Director: Lonnie Tristan Renteria
Keith Price is a stand-up comic; he is also black, gay, overweight, and grew up in Texas. As it turns out, this combination of traits, along with a dose of unflinching honesty, makes for hysterical comedy, insightful commentary, and a successful documentary. The less successful portion of this documentary consisted of interviews with a sociologist who didn’t really add much to the film that Price himself didn’t cover.
Director: Jesse Epstein
This documentary short is about a ballet dancer who believes that his nose (which is large, and, in his words, ‘Italian’) is preventing him from advancing in the ballet world. What follows is an honest reflection on art and aesthetics.
Director: Jesse Epstein
34x25x36 is a short about the manufacture of mannequins; as one designer says, “There are no perfect bodies. We make the perfect bodies.”
A Question of Beauty
Director: Colleen Furlotte
Director Colleen Furlotte puts a straightforward question to twenty-nine women, aged ten to seventy-four: what is beauty? The result is meditative and surprisingly funny.

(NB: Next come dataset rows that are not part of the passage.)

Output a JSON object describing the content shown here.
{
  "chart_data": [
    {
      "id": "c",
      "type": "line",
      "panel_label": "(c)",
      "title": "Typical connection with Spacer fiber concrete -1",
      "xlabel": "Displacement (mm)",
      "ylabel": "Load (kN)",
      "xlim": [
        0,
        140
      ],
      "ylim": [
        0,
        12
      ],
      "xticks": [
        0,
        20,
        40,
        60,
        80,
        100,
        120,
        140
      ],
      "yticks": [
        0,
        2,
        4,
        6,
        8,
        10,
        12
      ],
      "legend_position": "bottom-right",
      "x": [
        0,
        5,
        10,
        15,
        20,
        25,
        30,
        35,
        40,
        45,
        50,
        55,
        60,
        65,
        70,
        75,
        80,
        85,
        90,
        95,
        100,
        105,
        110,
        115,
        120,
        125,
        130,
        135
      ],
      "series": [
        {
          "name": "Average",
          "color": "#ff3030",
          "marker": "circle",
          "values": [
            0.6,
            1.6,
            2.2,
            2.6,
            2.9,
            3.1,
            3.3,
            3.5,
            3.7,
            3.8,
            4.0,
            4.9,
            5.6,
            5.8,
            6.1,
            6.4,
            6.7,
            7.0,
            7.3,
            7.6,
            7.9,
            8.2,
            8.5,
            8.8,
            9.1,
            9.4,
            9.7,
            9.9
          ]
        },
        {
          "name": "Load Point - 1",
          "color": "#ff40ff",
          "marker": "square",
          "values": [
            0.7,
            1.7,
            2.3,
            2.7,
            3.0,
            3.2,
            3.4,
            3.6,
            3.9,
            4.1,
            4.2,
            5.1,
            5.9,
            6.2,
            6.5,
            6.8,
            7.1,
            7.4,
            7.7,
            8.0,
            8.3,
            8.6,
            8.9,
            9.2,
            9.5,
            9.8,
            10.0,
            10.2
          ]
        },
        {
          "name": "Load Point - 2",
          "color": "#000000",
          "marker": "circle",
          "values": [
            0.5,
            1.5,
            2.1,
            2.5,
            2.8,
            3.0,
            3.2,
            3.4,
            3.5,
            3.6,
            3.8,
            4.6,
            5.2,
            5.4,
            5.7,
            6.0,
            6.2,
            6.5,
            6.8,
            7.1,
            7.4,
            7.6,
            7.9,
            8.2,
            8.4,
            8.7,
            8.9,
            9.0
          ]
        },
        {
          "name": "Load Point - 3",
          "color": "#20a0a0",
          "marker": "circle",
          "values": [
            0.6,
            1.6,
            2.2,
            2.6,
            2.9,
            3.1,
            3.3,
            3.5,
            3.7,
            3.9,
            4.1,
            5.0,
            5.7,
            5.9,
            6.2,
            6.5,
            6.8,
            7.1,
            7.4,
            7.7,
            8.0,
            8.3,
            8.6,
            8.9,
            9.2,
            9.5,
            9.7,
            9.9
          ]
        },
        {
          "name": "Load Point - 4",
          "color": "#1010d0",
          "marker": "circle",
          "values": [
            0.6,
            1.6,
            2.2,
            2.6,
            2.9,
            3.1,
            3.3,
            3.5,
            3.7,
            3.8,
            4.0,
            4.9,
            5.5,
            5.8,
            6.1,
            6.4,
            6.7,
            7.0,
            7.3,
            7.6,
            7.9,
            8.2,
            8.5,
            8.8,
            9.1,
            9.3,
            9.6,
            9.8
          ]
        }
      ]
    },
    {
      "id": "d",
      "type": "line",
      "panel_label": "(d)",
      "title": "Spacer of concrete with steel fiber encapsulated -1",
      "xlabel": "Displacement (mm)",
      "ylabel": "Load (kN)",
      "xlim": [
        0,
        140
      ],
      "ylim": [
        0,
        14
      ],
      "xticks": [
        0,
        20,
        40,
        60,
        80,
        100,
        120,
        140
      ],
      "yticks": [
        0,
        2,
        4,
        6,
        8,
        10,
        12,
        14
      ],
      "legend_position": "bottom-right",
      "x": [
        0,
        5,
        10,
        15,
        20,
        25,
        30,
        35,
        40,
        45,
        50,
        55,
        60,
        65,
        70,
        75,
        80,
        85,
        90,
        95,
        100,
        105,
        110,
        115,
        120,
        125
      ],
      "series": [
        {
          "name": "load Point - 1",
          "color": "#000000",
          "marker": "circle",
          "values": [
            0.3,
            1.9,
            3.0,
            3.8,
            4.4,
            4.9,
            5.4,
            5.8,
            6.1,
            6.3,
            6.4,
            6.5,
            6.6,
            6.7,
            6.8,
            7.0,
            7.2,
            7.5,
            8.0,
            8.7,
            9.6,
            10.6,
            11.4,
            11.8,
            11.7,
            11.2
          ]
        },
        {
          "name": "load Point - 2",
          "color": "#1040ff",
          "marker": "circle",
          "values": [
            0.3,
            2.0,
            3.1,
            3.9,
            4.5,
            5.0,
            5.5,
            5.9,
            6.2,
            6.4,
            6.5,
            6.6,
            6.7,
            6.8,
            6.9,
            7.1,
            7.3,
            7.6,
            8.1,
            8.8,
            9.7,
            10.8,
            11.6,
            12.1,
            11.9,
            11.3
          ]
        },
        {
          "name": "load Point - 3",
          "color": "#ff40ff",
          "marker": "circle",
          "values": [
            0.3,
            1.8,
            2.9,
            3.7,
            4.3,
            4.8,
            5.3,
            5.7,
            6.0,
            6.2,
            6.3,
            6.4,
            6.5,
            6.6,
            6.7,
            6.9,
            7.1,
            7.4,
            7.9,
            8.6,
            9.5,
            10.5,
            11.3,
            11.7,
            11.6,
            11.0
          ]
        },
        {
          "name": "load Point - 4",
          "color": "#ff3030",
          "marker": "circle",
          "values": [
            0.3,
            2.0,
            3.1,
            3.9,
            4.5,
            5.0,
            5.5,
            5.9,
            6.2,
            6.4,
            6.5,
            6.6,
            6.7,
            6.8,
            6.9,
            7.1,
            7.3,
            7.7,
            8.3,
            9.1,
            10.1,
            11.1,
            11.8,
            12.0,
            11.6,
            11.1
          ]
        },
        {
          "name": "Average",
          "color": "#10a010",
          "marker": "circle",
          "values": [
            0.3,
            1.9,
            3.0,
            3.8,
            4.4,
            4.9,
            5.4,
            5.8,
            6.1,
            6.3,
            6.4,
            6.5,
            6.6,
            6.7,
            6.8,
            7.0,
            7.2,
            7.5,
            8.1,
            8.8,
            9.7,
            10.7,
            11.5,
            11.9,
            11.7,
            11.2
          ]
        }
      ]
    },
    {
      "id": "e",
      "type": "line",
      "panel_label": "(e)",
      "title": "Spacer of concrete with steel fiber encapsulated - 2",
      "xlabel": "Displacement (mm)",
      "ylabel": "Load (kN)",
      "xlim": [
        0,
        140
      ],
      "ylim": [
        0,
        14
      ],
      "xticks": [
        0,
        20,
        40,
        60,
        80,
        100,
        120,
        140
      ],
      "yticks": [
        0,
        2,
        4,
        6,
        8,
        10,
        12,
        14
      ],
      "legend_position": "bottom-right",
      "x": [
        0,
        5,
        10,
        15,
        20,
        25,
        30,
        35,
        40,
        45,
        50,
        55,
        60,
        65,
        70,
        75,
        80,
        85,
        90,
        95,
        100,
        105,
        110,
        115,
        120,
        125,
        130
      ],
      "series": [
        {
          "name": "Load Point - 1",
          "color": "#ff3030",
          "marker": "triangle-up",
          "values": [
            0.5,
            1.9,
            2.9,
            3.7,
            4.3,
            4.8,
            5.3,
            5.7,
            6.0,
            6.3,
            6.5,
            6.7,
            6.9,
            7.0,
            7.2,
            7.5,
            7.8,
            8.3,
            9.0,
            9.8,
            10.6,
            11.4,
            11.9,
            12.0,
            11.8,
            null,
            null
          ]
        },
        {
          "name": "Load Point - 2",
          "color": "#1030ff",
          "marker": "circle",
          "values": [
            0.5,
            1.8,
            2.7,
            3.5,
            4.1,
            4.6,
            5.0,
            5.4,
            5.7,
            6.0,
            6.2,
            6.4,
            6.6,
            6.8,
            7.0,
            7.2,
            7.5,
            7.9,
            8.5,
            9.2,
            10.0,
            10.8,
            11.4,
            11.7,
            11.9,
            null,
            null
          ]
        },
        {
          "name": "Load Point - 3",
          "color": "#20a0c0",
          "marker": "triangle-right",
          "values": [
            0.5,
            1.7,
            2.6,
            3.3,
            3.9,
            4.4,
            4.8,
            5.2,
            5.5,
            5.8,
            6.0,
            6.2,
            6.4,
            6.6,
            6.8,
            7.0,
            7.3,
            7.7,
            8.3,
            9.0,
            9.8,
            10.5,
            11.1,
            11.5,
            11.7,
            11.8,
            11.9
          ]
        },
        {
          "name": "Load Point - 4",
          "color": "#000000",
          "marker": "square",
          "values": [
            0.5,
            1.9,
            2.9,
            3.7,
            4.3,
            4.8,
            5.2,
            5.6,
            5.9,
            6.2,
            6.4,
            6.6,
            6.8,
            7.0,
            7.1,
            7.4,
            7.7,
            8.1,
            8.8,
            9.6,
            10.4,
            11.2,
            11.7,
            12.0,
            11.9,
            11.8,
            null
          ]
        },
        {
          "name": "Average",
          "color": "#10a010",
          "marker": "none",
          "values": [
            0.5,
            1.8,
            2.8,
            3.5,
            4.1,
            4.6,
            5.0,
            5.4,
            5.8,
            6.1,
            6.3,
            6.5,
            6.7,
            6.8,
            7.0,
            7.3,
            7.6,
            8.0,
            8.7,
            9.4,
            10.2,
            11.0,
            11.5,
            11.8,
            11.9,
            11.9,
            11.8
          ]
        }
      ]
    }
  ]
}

Directors: Nimisha Mukerji, Philip Lyall
65_REDROSES is a documentary about what it is like to be young and dying. It concerns Eva Markvoort, a young woman from British Colombia who suffered from cystic fibrosis, and follows her as she waits for a lung transplant. 65_REDROSES does not cut away when it would be comfortable to do so. Indeed, its portrayal of disease is unflinching, from the first few minutes of the film when Eva begins to cough horribly, to the end, when Eva discusses her chance of survival. Filmmaker Philip Lyall was present for some discussion.
Dreams Deferred: The Sakia Gunn Film Project
Director: Chas Brack
Sakia Gunn was a black lesbian murdered in 2003 in an apparent hate crime. This documentary discusses Sakia’s life, portrays the sentencing of her murderer, and claims that her story was ignored in the media due to her race and sexuality. It contains some powerful moments, such as the victim statement of Gunn’s best friend, Valencia Bailey, who shook as she told killer Richard McCullough, “Your rage has caused me twenty-three months of sleepless nights.” However, the film is also unfocused, disorganised, and prone to tangential thinking; hopefully, the director will re-cut the film and fix these problems.
Colour of Beauty
Director: Elizabeth St. Philip
This short concerns black model Renee Thompson, who is struggling to make it in an industry that has a marked and measurable preference for white women. Beautifully shot, this documentary is a revealing look inside an industry that seems behind the times.
Director: Sophie Richer
The only narrative entry in this year’s festival, Avec Elle looks inside a year’s worth of romance, distilled into two complementary internal narratives. It is unusual (and refreshing) to find a film about a romance involving two women and not have it be about homosexuality.
So that was the festival. I am assured that it will happen again next year, though I hope that it will occur closer to the academic year, when more of the festival’s target audience will be in town.